Disimulaba como podía por las
empedradas calles de París. Unos hombres vestidos de uniforme de partido se
divertían mientras fotografiaban a un niño rubio en la entrada a un portal con
una pizarra a sus pies que ponía: “niño rata”.
Pude escapar y reunirme a un grupo de
resistencia. No conocí nunca sus verdaderos apellidos, siempre intentaría
olvidar sus rostros, la imagen del compañero fiel que lucha a tu lado, del
camarada cansado y exhausto, que empuña su fusil como un palo rígido, mustio y
seco. Solo queda el semblante del héroe, los rasgos de la desesperación,
apariencias alegres ante la catástrofe. El valor de los que luchaban por la
libertad, se perdía y pagaba con una cuerda al cuello, o un tiro de gracia en
la frente en el mejor de los casos, mejor no saber nunca sus nombres...

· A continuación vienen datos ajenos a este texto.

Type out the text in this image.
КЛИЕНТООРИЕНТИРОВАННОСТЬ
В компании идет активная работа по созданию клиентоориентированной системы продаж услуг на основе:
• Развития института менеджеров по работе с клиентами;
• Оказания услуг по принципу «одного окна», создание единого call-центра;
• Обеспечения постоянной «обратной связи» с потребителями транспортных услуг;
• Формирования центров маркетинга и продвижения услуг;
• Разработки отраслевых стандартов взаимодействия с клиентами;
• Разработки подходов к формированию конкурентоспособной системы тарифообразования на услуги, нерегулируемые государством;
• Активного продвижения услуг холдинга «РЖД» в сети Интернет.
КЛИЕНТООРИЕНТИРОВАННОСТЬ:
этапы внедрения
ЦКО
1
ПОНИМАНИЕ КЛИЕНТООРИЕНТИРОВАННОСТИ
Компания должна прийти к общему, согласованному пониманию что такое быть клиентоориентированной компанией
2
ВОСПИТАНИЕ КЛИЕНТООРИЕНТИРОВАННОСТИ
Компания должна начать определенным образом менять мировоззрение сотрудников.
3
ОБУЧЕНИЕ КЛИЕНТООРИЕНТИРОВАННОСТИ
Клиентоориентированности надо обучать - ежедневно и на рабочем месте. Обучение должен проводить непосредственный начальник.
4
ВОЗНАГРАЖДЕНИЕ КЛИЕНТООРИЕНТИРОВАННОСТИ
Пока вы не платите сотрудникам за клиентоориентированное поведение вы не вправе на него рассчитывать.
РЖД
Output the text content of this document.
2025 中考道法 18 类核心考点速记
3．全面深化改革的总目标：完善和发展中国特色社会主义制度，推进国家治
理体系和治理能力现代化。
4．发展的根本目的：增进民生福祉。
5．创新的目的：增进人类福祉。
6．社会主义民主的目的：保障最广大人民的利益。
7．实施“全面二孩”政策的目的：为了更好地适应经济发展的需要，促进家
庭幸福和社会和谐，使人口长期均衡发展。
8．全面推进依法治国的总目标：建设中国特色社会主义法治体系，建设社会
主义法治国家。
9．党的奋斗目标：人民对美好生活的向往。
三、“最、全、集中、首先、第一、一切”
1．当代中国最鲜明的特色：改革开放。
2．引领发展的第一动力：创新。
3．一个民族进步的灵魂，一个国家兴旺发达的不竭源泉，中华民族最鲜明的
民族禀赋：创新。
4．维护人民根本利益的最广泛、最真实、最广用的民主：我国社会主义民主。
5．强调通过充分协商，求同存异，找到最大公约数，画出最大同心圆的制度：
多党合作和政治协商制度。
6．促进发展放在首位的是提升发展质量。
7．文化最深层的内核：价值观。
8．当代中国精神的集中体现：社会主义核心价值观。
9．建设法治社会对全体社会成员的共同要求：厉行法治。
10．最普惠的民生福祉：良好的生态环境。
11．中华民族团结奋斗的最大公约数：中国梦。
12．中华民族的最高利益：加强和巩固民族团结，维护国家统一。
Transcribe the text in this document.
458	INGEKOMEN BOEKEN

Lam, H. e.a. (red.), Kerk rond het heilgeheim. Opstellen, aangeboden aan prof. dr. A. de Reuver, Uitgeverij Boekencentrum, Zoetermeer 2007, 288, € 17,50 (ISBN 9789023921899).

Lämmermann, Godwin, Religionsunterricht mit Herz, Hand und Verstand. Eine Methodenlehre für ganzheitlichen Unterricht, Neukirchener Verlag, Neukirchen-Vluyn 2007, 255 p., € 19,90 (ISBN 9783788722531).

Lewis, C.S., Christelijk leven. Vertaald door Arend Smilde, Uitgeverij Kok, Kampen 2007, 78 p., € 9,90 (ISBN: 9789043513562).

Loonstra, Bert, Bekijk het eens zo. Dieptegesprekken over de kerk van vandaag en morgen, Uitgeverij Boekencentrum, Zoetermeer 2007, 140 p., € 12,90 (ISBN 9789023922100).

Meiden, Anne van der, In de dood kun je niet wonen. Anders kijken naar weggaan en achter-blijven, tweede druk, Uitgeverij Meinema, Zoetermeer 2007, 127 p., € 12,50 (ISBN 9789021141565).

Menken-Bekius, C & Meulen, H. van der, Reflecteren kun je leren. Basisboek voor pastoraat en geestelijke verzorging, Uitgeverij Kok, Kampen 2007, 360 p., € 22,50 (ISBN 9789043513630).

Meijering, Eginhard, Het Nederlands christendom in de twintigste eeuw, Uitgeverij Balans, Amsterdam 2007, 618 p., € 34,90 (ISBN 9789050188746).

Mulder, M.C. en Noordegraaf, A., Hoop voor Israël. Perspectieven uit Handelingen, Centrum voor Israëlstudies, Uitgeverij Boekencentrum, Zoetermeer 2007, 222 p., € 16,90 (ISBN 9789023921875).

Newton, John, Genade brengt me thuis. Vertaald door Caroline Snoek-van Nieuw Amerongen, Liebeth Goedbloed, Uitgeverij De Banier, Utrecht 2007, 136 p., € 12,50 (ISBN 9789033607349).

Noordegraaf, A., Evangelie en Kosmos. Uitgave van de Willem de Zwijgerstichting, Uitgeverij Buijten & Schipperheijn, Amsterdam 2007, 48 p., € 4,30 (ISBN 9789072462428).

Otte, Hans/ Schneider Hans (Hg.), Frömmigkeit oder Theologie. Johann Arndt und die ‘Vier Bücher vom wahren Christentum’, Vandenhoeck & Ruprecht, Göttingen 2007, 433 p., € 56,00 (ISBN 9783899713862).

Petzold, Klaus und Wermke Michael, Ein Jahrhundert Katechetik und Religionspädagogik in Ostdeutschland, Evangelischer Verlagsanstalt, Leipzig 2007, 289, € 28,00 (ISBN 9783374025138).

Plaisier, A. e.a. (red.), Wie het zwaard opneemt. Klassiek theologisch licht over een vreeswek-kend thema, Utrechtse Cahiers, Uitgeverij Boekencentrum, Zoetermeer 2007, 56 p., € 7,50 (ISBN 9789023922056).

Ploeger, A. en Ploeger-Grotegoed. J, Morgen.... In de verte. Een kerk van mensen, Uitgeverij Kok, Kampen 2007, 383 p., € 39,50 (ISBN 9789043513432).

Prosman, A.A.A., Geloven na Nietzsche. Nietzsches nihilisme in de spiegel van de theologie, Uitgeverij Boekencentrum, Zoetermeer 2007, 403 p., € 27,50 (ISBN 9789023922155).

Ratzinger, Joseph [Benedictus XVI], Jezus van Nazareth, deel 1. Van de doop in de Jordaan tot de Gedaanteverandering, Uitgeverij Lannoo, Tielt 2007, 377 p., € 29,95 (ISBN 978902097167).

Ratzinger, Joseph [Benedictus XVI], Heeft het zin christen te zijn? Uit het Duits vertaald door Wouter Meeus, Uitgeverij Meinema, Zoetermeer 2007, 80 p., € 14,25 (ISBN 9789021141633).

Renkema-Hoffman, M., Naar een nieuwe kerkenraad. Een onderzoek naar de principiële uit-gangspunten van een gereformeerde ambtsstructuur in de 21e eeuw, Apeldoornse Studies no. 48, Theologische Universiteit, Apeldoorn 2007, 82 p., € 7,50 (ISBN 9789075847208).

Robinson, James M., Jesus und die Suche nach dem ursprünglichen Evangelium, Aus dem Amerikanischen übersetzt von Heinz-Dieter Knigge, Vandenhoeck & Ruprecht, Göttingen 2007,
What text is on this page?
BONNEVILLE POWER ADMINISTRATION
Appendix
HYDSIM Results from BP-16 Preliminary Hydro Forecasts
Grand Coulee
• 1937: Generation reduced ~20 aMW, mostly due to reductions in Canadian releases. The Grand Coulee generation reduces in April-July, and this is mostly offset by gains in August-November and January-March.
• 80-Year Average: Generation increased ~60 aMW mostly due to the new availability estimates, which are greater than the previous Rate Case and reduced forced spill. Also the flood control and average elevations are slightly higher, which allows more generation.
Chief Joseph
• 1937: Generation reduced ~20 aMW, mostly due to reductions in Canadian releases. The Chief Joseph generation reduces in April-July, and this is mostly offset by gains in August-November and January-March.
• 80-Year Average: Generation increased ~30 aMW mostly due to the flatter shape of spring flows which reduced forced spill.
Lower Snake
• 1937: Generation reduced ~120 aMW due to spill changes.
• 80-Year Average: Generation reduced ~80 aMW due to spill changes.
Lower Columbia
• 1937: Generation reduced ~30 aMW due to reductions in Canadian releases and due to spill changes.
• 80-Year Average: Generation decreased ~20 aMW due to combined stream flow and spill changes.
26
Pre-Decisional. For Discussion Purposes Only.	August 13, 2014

Con el tiempo ganaron los muchachos de
la montaña, los ancianos les guardaban comida y cobijo en las aldeas escondidas
entre los bosques perdidos. No llegué a ver la victoria, solo sé que quedaba
poco para todo final. Mis camaradas creen que si faltan hoy, mañana habrá otros
iguales que sigan el baile. Los que sí pudieron verlo se quedaron con el honor
del éxito y con la amargura de las pesadillas bañadas en el sudor frio del terror
al no poder despertar, con el recuerdo siempre clavado en la piel, de los que
no pudieron decirles adiós. Las garras del mal pueden ganar batallas, pero
jamás ganaran a las ganas de libertad, ni arrancar la empatía de quienes la
tengan, la piedad del grande se esconde en su interior para no ser descubierta,
llega envuelta en sufrimiento y se suelta en un susurro, nunca vocifera en el
grito de la soberbia, la solidaridad de los extraños se manifiesta solo con
mirarse a la cara, misteriosa se reconoce a sí misma, al igual que reconoce a
las sombras tambaleantes e inseguras en sí mismas, a las que combatirán siempre
por igual.
Amaneció, el suelo era frio, nevaba,
la brisa del alba llegaba a la piel gélida e impetuosa. Nos taparon los ojos, el ruido de los rifles
no estaba lejos, los gritos de las bestias taladraban los tímpanos. Nos dio
tiempo a unir las manos como estaba ensayado, y cantamos en alto el himno de
nuestro país, que recuerda que todos los hombres nacen libres, y mueren libres,
nadie puede atarnos el alma, lo que sentimos y pensamos, por muchos lunáticos
cobardes que intenten borrarnos del mapa.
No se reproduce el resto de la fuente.